Intervention de Bariza Khiari

Réunion du 16 mars 2016 à 14h30
Protection de la nation — Discussion générale

Photo de Bariza KhiariBariza Khiari :

Madame la présidente, monsieur le Premier ministre, messieurs les ministres, mes chers collègues, le combat pour l’égalité des droits, contre les discriminations et la justice sociale est au cœur de mon parcours politique et de mon mandat.

La France souffre de ses inégalités sociales et de ses fractures de plus en plus criantes. Pour réduire ces inégalités-là, il est impératif de sacraliser l’égalité des droits. Toute faiblesse dans l’égalité formelle augmenterait le ressenti des inégalités qui sont bien réelles.

Le terrorisme, l’idéologie djihadiste s’engouffrent dans ces fractures pour nous tuer, nous affaiblir, nous déstabiliser et nous diviser encore plus.

Je me prononcerai sur ce projet de loi constitutionnelle non avec émotion, alors que je pourrais le faire pour différents motifs, mais avec raison, à l’aune de deux termes utilisés par le Gouvernement : efficacité et unité.

Je suis favorable à l’article 1er relatif à l’état d’urgence. Cet article rassemble une majorité au Parlement. Les amendements de Jean-Yves Leconte et d’Alain Duran visent à apporter des garanties aux libertés publiques, souci partagé par la commission des lois. Leur adoption confortera l’unité, sans rien retirer de leur efficacité.

En revanche, je suis hostile à la déchéance de nationalité, quelle que soit la version retenue.

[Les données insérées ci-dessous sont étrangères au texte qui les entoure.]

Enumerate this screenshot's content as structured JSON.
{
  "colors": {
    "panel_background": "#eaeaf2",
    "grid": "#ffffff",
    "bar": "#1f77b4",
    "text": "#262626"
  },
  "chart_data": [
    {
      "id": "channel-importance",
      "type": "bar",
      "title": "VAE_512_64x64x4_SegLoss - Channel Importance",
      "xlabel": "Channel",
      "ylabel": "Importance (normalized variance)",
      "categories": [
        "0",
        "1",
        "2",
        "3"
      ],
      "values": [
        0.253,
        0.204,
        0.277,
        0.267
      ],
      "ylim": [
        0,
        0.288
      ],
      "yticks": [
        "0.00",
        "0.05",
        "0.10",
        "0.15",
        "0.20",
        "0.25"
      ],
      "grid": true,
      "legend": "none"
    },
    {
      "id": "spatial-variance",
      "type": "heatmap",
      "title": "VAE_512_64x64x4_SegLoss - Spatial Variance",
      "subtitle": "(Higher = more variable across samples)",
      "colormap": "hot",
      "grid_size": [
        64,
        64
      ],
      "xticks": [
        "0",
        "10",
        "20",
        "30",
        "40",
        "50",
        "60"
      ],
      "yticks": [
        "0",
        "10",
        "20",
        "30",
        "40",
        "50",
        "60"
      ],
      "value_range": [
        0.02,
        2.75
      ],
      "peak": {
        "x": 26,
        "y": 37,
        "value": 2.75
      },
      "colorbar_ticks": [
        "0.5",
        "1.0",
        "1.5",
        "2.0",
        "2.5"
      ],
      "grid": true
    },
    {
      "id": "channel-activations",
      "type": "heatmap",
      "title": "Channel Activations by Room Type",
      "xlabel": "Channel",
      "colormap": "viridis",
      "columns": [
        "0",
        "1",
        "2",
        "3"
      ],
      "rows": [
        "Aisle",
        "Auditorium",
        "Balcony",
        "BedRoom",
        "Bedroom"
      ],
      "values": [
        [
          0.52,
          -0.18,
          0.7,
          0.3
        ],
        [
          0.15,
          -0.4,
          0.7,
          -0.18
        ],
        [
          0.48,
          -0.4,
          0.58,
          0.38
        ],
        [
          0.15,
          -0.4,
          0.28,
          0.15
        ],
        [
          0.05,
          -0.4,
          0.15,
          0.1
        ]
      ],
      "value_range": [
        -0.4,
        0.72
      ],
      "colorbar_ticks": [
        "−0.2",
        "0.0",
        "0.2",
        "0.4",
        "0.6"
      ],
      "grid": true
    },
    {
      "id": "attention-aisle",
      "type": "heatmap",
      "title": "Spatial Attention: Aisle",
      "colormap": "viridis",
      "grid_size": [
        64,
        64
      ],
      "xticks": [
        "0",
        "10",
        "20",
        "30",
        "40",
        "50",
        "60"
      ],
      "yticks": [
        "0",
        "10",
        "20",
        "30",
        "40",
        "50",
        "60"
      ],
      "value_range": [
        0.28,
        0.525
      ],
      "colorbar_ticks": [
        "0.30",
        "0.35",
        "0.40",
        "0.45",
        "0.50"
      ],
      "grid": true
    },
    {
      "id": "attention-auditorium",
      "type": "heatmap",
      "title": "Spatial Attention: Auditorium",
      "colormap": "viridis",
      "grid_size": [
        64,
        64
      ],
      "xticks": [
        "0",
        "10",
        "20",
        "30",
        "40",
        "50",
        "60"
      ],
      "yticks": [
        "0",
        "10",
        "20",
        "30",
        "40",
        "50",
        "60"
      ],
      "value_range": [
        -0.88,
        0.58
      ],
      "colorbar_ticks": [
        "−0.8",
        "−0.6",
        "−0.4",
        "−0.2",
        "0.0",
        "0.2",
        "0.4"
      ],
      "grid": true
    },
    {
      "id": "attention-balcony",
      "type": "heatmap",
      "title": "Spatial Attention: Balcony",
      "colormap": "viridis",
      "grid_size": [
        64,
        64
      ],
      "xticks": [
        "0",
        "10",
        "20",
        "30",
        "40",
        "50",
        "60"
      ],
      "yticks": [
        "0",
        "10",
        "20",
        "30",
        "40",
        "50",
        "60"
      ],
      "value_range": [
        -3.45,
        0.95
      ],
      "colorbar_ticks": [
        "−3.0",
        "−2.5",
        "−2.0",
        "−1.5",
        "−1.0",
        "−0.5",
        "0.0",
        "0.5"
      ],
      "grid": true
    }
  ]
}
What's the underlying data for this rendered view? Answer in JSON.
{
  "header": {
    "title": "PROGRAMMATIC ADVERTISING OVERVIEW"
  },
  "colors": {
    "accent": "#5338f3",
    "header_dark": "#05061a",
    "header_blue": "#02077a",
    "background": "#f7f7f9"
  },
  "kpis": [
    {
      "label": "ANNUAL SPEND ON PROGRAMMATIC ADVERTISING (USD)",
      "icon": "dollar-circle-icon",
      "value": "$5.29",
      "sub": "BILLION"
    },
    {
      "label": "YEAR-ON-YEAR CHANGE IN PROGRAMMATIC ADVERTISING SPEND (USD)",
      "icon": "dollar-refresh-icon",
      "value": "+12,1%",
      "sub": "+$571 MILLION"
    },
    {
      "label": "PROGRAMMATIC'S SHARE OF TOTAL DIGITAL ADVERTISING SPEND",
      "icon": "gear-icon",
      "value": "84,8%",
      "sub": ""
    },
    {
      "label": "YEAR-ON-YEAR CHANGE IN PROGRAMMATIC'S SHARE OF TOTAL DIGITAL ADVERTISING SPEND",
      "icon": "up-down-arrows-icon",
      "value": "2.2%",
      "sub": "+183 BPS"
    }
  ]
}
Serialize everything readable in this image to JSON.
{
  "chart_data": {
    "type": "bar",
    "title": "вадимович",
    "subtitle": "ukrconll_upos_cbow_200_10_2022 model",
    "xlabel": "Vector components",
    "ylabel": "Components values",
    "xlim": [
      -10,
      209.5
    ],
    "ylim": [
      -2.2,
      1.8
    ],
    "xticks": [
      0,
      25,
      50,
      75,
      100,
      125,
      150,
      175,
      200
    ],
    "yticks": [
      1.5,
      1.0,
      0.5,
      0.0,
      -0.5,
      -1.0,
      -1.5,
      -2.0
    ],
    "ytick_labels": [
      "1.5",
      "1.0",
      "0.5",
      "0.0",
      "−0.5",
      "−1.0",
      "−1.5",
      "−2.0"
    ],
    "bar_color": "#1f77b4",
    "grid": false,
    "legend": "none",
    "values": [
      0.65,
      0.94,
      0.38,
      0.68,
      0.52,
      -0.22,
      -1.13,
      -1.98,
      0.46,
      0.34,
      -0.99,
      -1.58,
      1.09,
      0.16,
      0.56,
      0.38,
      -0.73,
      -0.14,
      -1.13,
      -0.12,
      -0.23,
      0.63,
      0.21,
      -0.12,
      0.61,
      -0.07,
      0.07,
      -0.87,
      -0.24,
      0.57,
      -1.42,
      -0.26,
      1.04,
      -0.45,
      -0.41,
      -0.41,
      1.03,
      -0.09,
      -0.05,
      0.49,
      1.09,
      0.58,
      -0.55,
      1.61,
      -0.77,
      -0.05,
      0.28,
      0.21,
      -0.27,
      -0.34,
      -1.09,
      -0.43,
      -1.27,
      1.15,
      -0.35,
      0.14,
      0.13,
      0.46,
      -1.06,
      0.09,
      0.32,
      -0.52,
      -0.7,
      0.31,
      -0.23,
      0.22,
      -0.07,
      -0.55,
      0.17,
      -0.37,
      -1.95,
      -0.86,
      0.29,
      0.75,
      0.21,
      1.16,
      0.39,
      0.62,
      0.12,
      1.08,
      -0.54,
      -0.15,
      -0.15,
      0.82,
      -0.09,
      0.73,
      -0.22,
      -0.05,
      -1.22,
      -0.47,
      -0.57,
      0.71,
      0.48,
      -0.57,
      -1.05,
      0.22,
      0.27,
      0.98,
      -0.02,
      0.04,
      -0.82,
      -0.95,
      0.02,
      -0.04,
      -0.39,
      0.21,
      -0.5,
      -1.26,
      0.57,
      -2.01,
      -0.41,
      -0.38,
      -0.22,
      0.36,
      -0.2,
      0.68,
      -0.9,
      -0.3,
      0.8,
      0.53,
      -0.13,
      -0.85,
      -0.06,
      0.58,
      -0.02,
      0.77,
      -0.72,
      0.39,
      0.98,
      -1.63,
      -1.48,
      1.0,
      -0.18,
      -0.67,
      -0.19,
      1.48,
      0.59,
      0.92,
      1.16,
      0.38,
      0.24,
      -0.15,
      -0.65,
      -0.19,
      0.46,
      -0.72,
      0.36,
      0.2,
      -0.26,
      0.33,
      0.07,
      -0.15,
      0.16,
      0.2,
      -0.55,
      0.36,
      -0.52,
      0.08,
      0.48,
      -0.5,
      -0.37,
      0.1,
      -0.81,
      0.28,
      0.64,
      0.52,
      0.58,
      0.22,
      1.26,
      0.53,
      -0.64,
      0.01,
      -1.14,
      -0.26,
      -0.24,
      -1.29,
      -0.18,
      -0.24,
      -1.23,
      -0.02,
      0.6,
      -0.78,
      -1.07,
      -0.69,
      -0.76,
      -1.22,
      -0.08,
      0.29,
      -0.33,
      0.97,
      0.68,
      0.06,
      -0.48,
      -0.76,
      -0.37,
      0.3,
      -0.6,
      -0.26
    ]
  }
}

Il s’agit d’une mesure cannibale, néfaste et clivante. Elle nous épuise, elle nous dévore. Elle nous oblige à choisir entre loyauté et conviction, tout en renonçant, quel que soit le choix, et à l’efficacité et à l’unité.

Dans le temps qui m’est imparti, je n’avancerai que trois arguments.

Premier argument, la déchéance existe dans notre droit depuis deux siècles, comme cela a été rappelé. Elle est aujourd’hui prévue par plusieurs articles du code civil, avec un champ d’application limité. Le Conseil d’État a reconnu que l’extension de la déchéance aux terroristes nés français présentait un risque d’inconstitutionnalité.

Quand une mesure n’est pas constitutionnelle, cela n’implique pas pour autant qu’il faille modifier la Constitution au forceps, avec, comme choix impossible, l’apatridie ou la discrimination envers les binationaux. Ce choix n’est pas acceptable pour un constituant, dès lors qu’il est établi par les promoteurs mêmes du texte que la déchéance ne serait que symbolique. Il s’agirait ici de sacrifier l’égalité sur l’autel d’un symbole ni efficace ni unitaire.

Mon deuxième argument vient de l’incertitude totale concernant le périmètre du dispositif et les conséquences relatives à l’apatridie, sans même entrer dans les problèmes d’application pratique et diplomatique.

Enfin, le troisième argument tient à l’ajout des délits. Rien, à ce stade, ne nous prémunit à l’avenir contre une modification des délits éligibles à la déchéance.

Nous sommes bel et bien empêtrés dans un labyrinthe où les impasses sont autant juridiques que politiques : juridiques avec la rupture d’égalité entre les Français, ceux qui sont nés français, et politiques, avec le retrait de la binationalité dans un texte en trompe-l’œil pour calmer un camp et le rajout des délits pour en satisfaire un autre.

Mais, mes chers collègues, ce n’est pas avec cette mesure que nous allons combattre le terrorisme. Bien au contraire ! C’est en nous appuyant sur notre socle de valeurs républicaines qui fonde la primauté de la citoyenneté sur l’identité et sur l’égalité, qui reste le seul combat qui vaille, que nous y parviendrons.

Malgré un examen de ce texte sous toutes ses coutures, il y aura bel et bien une rupture d’égalité entre ceux qui sont nés français.

Enfin, adopter l’article 2 revient à donner une belle victoire à ceux qui attaquent notre art de vivre et nos valeurs. C’est aussi donner des arguments supplémentaires à ceux qui disent à des jeunes qu’ils veulent embrigader : « Voyez, nous vous l’avions bien dit, vous êtes français, mais pas trop ! » Personnellement, je me refuse à leur donner cette victoire.

L’unique sortie raisonnable serait, mes chers collègues, de renoncer à cette disposition, que nous avions dénoncée fortement quand elle avait été proposée par d’autres, certes, pour être honnête jusqu’au bout, dans un autre contexte.

Telles sont les raisons de mon opposition de principe à l’inscription de la déchéance de nationalité dans la Constitution.